Speaker
Description
The factorization theorem plays an important role in the analysis of high energy quantum chromodynamic (QCD) processes, separating the nonperturbative hadronic interaction into the universal parton distribution functions (PDFs) and fragmentation functions (FFs) and the process-dependent interactions into short distance perturbative calculations, with any interference power suppressed. With a virtual photon exchange, lepton-hadron deep inelastic scattering (DIS) provides an electromagnetic hard probe for the partonic structure of colliding hadron and has played an important role in the development of QCD factorization. However, the collision induced QED radiation can change the momentum of the exchanged but unobserved virtual photon, making the photon-hadron frame, where the factorization formalism for DIS and semi-inclusive DIS (SIDIS) was derived, ill defined. An new analogous factorization approach has been introduced to separate the leading power process-independent QED radiative contributions to the single photon exchange by introducing lepton distribution functions (LDFs) and lepton fragmentation functions (LFFs), while process-dependent effects are perturbatively calculated with large logarithms removed [J. High Energ. Phys. 2021, 157 (2021)]. These LDFs and LFFs are considered global, as they appear in many different interactions, such as $e^+ e^-$, DIS and SIDIS, so data from experiments can be used to fit and describe these functions across a wide range of lepton scattering.
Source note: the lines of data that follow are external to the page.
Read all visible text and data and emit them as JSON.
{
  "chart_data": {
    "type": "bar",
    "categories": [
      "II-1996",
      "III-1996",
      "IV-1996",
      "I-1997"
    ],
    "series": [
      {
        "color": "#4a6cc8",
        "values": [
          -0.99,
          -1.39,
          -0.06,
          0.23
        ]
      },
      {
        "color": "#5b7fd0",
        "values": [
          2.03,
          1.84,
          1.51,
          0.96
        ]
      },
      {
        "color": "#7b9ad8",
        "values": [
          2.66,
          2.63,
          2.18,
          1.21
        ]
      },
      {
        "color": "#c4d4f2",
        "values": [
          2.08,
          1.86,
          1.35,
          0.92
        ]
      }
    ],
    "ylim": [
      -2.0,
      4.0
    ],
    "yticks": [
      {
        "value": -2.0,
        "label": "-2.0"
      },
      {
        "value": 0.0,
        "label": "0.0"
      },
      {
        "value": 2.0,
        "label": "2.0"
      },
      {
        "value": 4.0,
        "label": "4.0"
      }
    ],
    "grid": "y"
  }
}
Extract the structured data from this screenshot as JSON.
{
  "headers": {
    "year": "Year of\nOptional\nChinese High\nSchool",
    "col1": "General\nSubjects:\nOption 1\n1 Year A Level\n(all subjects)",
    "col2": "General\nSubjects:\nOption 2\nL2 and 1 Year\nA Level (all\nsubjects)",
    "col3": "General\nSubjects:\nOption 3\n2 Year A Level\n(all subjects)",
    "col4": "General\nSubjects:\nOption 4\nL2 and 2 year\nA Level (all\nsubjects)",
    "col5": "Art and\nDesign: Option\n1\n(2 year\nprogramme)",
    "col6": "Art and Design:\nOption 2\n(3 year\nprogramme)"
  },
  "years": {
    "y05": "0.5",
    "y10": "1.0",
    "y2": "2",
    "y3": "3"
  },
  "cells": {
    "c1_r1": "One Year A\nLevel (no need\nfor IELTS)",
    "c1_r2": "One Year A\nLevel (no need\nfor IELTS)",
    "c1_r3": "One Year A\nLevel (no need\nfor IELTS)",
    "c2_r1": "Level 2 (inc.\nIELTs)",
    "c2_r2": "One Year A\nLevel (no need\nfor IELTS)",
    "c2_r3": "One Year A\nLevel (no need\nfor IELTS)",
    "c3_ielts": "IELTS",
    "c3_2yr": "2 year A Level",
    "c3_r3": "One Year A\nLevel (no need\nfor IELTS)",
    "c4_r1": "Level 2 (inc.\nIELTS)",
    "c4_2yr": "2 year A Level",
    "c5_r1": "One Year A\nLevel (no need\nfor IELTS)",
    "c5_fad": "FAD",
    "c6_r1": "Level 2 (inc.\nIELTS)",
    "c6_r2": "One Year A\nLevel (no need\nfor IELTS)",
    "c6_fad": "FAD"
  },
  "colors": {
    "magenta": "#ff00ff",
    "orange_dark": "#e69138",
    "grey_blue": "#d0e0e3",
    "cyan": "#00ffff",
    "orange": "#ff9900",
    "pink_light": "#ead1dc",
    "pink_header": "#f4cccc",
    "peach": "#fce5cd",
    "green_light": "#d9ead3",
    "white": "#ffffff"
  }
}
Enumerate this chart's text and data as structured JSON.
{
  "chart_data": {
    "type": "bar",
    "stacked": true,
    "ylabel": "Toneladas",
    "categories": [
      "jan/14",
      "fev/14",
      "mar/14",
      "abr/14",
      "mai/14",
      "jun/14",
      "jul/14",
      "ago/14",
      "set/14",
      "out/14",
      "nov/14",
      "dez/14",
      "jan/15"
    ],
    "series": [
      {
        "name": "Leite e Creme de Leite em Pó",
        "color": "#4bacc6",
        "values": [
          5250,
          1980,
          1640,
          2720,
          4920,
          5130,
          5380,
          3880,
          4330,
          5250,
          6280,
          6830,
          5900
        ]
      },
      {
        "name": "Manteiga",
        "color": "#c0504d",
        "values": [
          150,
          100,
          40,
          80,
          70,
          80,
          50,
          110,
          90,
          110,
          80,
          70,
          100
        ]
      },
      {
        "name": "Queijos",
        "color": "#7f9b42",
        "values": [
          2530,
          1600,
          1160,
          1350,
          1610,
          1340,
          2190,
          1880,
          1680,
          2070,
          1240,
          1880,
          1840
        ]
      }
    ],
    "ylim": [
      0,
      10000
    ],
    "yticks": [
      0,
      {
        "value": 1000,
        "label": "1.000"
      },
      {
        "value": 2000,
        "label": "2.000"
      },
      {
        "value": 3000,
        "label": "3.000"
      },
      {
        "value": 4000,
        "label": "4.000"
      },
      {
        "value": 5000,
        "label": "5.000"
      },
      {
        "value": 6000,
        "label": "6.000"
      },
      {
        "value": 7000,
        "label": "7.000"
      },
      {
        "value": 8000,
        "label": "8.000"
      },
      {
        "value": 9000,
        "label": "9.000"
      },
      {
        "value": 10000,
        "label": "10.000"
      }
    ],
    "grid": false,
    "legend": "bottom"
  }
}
In this talk, I will apply this new factorization approach to lepton-hadron SIDIS to study the cross-section in two different kinematic regions: (1) the scattered lepton and observed hadron are not near back-to-back, and (2) they close to back-to-back, where collinear QCD factorization works for (1) and TMD QCD factorization for (2) while collinear QED factorization for both, in a newly introduced hybrid factorization approach. As part of this work, I derived the NLO perturbative coefficients for SIDIS in both regions, and investigate the matching between these two regions.